C.0 Appendix – Common Driver Issues

Table C-1 Common Driver Issues

Issue

Example and Notes

User Placement. Do not use a leading "\" to place users or Organization Units.

To place a user in the root container, the dest-dn should only contain the Username. If you are placing a user in the google Sales\Marketing container your dest-dn should look like:

<add class-name="User" dest-dn="Sales\Marketing\myname"/>

Organization Units use the same format for dest-dn.

Group Placement: Do not use a placement rule on groups as Google does not support placing groups in organizations.

Groups are not kept in a hierarchical structure. Placement is not relevant to group objects.

Unique naming: It is important that Nicknames, Group names and usernames be unique in the G Suite domain.

When developing a matching rule be sure to check for nicknames and usernames to ensure proper matching. Further, naming must be unique across all Google Organization units. It is not legal to have Sales\Marketing\myname and Engineering\myname since myname needs to be unique across the domain.

Driver Unable to Start

  1. Are the driver jar files installed and eDirectory restarted?

  2. Have you created the admin account in Google and logged into the web interface at least once?

  3. Examine a level 3 or higher trace log of the driver start up for errors.

Driver Exceeds Quota on requests to specific services.

Google has specific default quotas defined for the various services the driver uses. The quotas limit the total number of requests allowed in a given 24-hour period. Once these quotas are exceeded the driver will receive an HTTP 403: Forbidden error. Read about quotas and how to resolve this issue in Appendix D – Google API Quotas.

Token Response Exception when using Gmail Settings Attributes

The trace will show something like this: 

DirXML Log Event -------------------

Driver: \GLOBAL-DOMINATION\system\driverset1\Google Apps

Status: Fatal

Message: <description>com.google.api.client.auth.oauth2. TokenResponseException: 401 Unauthorized</description>

<exception class-name= "com.google.api.client.auth.oauth2. TokenResponseException">

<message>401 Unauthorized</message>

</exception>

This error is due to not authorizing the new Gmail scopes within the Security section of your G Suite domain. For more information, see the OAuth Guide and reset the authorized scopes for the service account.

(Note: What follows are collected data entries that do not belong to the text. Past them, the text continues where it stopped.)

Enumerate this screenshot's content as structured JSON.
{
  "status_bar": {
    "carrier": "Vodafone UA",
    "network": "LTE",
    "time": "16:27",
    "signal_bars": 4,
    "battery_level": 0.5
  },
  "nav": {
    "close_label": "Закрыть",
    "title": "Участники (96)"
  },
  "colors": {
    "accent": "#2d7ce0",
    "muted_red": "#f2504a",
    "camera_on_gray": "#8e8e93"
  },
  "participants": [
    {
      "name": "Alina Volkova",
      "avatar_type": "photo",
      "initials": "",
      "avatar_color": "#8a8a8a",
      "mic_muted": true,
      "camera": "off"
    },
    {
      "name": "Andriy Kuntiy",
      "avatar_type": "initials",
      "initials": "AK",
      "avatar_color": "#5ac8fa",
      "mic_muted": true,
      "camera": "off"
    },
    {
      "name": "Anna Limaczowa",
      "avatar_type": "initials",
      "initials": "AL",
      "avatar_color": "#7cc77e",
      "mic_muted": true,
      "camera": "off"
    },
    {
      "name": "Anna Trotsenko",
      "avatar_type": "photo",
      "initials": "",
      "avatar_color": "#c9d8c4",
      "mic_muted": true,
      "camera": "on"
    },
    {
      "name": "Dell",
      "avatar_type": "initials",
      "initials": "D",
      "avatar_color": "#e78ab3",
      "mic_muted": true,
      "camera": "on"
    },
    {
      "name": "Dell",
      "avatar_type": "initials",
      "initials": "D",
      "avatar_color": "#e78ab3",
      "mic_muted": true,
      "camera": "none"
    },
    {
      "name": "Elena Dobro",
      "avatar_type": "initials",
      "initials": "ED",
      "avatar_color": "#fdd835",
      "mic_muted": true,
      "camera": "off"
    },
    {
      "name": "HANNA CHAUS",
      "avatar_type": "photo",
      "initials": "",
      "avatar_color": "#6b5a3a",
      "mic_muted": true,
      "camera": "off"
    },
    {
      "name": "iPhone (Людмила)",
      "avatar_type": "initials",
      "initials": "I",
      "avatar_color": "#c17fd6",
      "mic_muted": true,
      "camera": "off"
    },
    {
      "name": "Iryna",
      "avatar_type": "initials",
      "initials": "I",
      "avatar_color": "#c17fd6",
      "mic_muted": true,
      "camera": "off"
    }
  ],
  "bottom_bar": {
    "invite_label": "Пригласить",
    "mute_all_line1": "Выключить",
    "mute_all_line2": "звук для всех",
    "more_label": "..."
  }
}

GoogleJsonResponseException error 403 forbidden when accessing Gmail Settings attributes

The trace will show something like this: 

<status level="retry" type="app-connection">

<description>IOException: com.google.api.client.googleapis.json. GoogleJsonResponseException: 403 Forbidden

{

"code" : 403,

"errors" : [ {

"domain" : "usageLimits",

"message" : "Access Not Configured. Gmail API has not been used in project 1233 before or it is disabled. Enable it by visiting https://console.developers.google.com/apis/api/gmail.googleapis.com/overview?project=1233 then retry. If you enabled this API recently, wait a few minutes for the action to propagate to our systems and retry.",

"reason" : "accessNotConfigured",

The Gmail API has not been enabled for your G Suite domain. Enable it in your service account's developers console project.